Smoking ban in cars: When sharing isn’t caring

Move to be welcomed given the insidious threat to children in such a confined environment

 

It’s the message, not the fine, that’s important. Everybody knows that smoking damages your health. And a majority of smokers would like to give the it up. For many of those addicted to nicotine, however, there is a little internal voice that says: “cancer will not happen to me”. From there, it is a small step to believing that smoking in cars does not affect their children. Of course they are wrong. And they should be told so in unambiguous terms. That is what this legislation does.

Critics of the proposal to impose a fine of €100 on drivers who smoke, or permit others to smoke, while children are present, accuse the Government of excessive interference in private affairs and of presiding over a “nanny state”. Opposition to a ban on smoking in the workplace was couched in similar terms. Since that legislation was enacted, however, there has been a decrease in male lung cancer deaths. A combination of health warnings, fewer users and protection against passive smoking have had a measurable effect.

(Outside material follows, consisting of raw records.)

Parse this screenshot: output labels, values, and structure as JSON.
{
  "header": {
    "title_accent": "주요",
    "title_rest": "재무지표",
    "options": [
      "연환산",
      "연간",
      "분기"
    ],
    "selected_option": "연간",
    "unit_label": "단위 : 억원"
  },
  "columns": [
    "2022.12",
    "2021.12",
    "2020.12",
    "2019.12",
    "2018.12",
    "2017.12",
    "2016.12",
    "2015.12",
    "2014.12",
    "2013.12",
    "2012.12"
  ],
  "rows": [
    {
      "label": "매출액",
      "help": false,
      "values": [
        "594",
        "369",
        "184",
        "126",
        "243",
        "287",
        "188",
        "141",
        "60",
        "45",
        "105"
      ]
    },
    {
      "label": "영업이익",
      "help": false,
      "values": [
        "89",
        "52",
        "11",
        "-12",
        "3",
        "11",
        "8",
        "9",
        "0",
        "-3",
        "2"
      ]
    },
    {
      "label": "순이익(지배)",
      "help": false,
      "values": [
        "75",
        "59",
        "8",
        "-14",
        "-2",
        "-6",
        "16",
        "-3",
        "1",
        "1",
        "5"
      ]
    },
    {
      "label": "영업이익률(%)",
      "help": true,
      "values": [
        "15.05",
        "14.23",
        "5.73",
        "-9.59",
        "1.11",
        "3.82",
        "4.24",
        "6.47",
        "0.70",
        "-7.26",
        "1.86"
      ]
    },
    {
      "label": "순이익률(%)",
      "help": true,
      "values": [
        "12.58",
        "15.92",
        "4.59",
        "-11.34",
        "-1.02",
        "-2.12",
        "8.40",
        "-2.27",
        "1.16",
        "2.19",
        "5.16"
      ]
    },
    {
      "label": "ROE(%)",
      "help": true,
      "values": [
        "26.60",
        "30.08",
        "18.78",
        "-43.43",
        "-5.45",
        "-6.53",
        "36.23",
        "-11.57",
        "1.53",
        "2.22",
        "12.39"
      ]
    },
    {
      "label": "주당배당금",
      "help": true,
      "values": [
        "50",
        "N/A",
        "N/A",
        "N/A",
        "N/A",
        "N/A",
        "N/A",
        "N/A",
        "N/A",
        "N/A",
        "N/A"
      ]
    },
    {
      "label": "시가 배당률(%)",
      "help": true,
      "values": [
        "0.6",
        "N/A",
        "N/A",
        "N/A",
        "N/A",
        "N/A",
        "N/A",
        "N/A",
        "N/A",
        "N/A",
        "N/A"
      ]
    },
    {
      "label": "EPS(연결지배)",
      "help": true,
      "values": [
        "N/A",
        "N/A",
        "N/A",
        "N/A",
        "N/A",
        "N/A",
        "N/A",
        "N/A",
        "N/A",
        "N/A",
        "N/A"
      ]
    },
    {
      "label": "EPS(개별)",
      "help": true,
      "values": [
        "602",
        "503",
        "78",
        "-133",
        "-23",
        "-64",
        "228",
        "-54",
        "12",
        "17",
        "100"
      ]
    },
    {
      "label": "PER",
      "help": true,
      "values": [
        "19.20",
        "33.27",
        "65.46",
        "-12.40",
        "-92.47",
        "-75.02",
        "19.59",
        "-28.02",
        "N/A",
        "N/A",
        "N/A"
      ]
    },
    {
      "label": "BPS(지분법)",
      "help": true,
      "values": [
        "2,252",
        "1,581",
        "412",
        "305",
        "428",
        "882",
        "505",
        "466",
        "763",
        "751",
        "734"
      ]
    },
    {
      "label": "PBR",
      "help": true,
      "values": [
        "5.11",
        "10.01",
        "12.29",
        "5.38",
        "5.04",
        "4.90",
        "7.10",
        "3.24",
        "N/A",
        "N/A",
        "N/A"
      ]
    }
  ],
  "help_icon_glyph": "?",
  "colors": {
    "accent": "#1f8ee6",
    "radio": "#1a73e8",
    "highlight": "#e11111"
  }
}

Few parents would consciously put their children’s health at risk. But passive smoking in cars was, traditionally, not seen as a threat. Because of that historic background, these regulations amount to an educational exercise designed to change public perception and habits, rather than bring offenders to court. A similar approach is being taken in the United Kingdom. The Garda Síochána will apply the new regulations from next month and, if a precedence established in relation to seat-belt enforcement is followed, their initial activity is likely to involve friendly advice and public warnings. If adults continue to place children at risk, however, penalties will follow.

The incidence of asthma and bronchitis among young people has been rising rapidly. Second-hand smoke contains 4,000 chemicals, more than 50 of which cause cancer. And, as oncologist Professor John Crown points out, there are more toxic emissions from a single cigarette in a car than comes out of its exhaust. Who would deliberately add to the health risks facing children?